Foot populaire solidaire des tribunes
On comprend que le foot business doit leur donner des boutons. Mais en tant que passionnés de foot, ils suivent bien sûr la Serie A. Francesco nous l’explique : « Tout en la suivant et en en étant passionnés, nous pensons que c’est l’emblème de ce contre quoi nous nous battons, du football dont nous ne voulons pas : la pandémie a montré une fois de plus que la Serie A n’est que divertissement, et bénéfices bien sûr. Au contraire nous pensons que le football est passion, communion, sociabilité, sentiment populaire. » Leur combat est en parti né des tribunes. « Nous sommes évidemment solidaires des ultras. Certains d’entre nous sont des ultras de « leurs propres » équipes, et le mouvement ultras est l’un des premiers facteurs qui ont conduit à la naissance d’Asd Villa Gordiani. Les fondateurs sont issus des tribunes. le premier président était fan de la Lazio et abonné, le second au contraire de la Roma. Le problème du soutien à Villa Gordiani et à une autre équipe ne s’est jamais posé. Aujourd’hui les membres de l’asso sont « fans de Rome, de Lazio, de Lecce et de Foggia (les deux derniers sont des villes du Sud de l’Italie, et le Sud est toujours une terre d’émigration aujourd’hui). » On peut donc voir des supporters membres de la Gradinata Est, le nom des supporters de Villa Gordiani, en tribune de la Lazio ou de Lecce, fidèles à leurs valeurs.

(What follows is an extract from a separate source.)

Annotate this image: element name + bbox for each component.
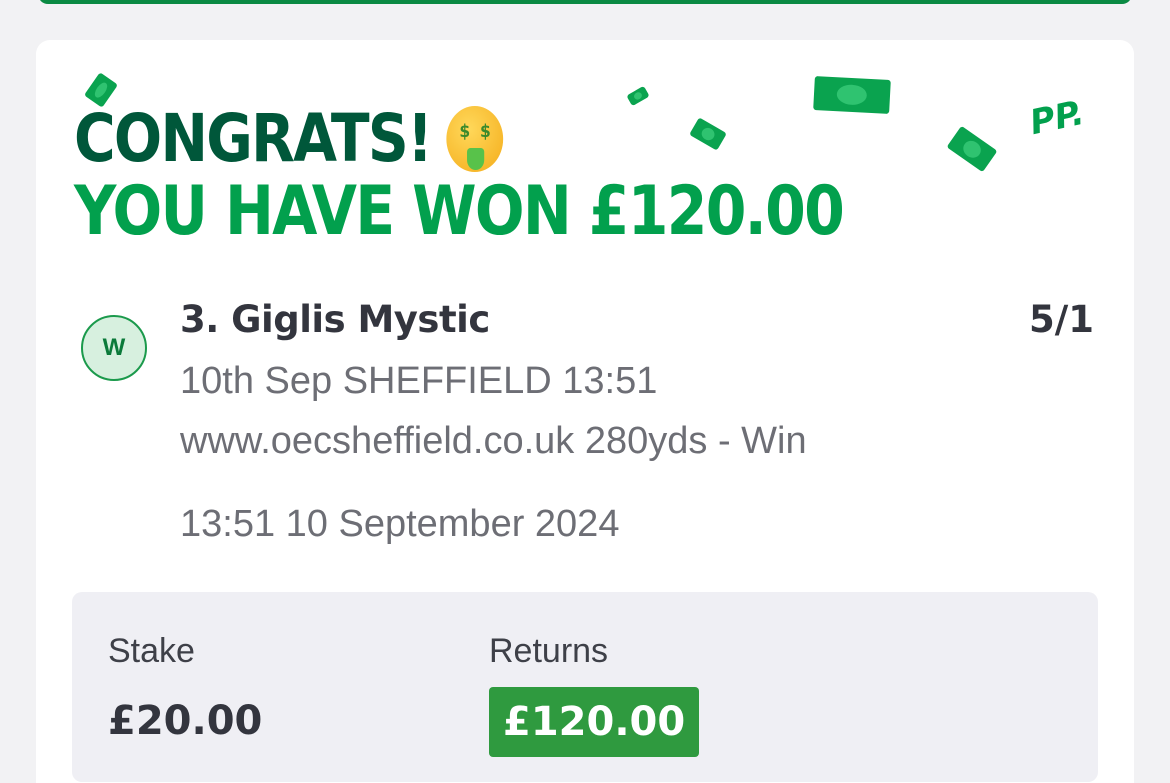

Néanmoins, les supporters de Villa « ne se définissent pas comme ultras ». Il explique : « Nous pensons que le football populaire et le monde ultra sont deux choses complètement différentes. Et d’une part nous ne voulons pas copier en petit et ridicule un phénomène social qui est encore vécu par des milliers de jeunes aujourd’hui, et d’autre part nous voulons aussi pouvoir changer certaines dynamiques que dans les groupes ultras traditionnels nous devons accepter, comme la hiérarchie, ou l’utilisation de la violence comme fin en soi. »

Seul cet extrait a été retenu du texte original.